GPU Metrics: Beyond Utilization for Accurate Autoscaling
Why GPU Utilization Misleads
GPU utilization is the most misleading metric in autoscaling decisions. A GPU can report 90% SM utilization while delivering excellent throughput for batch workloads, or show 20% utilization while request latency violates SLOs because the bottleneck is elsewhere. Effective autoscaling requires combining multiple correlated signals to understand the true performance constraint.
Key GPU Hardware Metrics
SM occupancy shows what percentage of Streaming Multiprocessors are active. GPU memory usage shows gigabytes consumed out of total device memory. Memory bandwidth utilization shows percentage of theoretical peak bandwidth being used. A memory bound workload like LLM inference will show low SM utilization but high memory bandwidth and high latency. An I/O bound workload shows low utilization on both while PCIe or network transfers dominate. Production systems export these via NVIDIA DCGM to a time series store.
Application Level Signals
Queue depth shows how many requests are waiting for GPU processing. Request concurrency measures in flight operations per replica. Latency percentiles (p95, p99) directly capture user experience. For LLMs, tokens per second and time to first token are better throughput indicators than raw GPU utilization because they account for batching efficiency and memory access patterns.
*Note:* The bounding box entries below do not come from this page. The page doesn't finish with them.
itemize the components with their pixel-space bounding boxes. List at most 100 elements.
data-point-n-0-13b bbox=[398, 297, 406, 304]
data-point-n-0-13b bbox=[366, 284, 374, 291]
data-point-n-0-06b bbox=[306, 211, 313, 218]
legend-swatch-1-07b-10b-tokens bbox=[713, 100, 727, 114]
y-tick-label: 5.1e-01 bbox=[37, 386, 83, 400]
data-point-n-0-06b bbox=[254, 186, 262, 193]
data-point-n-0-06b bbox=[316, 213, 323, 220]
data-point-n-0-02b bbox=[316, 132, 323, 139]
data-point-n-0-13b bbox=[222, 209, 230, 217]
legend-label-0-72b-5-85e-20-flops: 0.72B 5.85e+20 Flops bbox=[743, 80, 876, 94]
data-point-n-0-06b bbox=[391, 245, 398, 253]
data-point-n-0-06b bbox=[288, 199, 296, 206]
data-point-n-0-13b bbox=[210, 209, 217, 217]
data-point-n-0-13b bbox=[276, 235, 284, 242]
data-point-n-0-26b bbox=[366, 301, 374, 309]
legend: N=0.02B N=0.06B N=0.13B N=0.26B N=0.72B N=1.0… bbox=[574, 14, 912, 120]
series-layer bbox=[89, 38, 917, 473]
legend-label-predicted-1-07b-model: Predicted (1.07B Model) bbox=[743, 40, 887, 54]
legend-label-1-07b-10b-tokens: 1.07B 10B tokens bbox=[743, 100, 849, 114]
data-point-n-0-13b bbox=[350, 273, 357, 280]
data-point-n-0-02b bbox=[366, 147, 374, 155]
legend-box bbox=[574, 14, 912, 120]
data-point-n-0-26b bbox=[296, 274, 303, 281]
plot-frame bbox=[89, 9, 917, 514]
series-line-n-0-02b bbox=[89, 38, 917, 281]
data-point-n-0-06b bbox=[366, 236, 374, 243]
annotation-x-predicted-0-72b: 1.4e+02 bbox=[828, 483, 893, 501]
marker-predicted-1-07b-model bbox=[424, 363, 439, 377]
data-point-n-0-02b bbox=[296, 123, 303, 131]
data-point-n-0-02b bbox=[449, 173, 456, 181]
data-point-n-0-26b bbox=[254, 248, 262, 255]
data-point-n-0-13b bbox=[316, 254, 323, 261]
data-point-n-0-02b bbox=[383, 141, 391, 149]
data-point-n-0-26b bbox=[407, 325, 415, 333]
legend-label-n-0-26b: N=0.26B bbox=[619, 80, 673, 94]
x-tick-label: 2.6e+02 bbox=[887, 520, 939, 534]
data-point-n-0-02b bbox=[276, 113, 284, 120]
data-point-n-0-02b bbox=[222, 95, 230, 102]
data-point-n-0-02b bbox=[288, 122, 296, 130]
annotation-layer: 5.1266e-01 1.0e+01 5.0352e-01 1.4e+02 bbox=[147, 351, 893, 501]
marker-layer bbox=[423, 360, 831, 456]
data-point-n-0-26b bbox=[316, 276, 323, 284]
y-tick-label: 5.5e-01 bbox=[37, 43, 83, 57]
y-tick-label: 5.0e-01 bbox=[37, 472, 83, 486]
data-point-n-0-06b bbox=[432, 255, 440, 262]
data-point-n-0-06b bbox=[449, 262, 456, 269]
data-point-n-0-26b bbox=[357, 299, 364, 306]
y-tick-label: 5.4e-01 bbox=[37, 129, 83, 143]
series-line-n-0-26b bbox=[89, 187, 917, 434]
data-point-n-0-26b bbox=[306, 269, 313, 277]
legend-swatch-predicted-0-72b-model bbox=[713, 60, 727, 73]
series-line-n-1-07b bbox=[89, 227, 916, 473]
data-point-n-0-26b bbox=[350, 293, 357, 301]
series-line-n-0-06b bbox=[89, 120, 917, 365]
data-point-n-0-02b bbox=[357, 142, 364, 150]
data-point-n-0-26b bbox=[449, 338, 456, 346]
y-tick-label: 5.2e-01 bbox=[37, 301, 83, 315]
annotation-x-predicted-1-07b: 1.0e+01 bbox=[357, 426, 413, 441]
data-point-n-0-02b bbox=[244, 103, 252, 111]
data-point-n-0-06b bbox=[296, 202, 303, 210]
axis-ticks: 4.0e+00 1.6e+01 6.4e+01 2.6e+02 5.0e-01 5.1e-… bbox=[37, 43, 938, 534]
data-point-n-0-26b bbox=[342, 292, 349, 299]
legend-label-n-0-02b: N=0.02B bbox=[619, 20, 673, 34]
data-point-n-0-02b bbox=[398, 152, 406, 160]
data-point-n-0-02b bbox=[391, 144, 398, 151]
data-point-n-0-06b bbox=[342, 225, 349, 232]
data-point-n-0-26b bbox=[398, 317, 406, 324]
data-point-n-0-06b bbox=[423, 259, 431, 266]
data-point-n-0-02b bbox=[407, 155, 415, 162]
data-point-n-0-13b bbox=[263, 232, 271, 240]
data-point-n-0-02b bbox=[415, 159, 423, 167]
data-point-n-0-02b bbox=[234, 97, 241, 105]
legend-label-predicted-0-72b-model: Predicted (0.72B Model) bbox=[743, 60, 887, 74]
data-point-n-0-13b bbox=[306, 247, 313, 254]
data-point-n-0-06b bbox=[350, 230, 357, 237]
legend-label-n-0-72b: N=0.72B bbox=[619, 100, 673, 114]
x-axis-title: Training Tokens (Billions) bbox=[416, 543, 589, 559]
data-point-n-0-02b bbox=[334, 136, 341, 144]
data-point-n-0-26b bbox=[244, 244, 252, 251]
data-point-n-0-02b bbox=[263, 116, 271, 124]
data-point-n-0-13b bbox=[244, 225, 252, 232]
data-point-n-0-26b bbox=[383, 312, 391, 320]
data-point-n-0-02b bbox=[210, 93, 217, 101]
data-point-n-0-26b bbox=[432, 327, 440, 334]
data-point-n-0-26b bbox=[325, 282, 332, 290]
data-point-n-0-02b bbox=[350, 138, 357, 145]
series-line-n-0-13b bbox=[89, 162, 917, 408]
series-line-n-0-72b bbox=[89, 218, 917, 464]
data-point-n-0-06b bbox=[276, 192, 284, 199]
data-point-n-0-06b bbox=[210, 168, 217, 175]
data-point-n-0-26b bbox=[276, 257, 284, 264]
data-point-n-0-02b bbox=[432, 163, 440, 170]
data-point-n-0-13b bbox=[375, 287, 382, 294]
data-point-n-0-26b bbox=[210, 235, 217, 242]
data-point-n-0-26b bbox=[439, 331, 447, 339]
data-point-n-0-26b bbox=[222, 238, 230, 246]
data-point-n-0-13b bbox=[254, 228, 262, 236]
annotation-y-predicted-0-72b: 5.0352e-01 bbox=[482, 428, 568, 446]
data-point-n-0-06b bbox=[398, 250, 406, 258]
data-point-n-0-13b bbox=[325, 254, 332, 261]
Smoothed Windows and Hysteresis
The robust approach uses 3 minute rolling averages to prevent scaling decisions based on momentary spikes when a large batch arrives or completes. Combine this with hysteresis: scale up quickly when metrics exceed thresholds (like 70% utilization sustained for 2 minutes) but scale down conservatively (like dropping below 30% for 5 minutes). This asymmetry prevents oscillation while staying responsive to genuine load increases.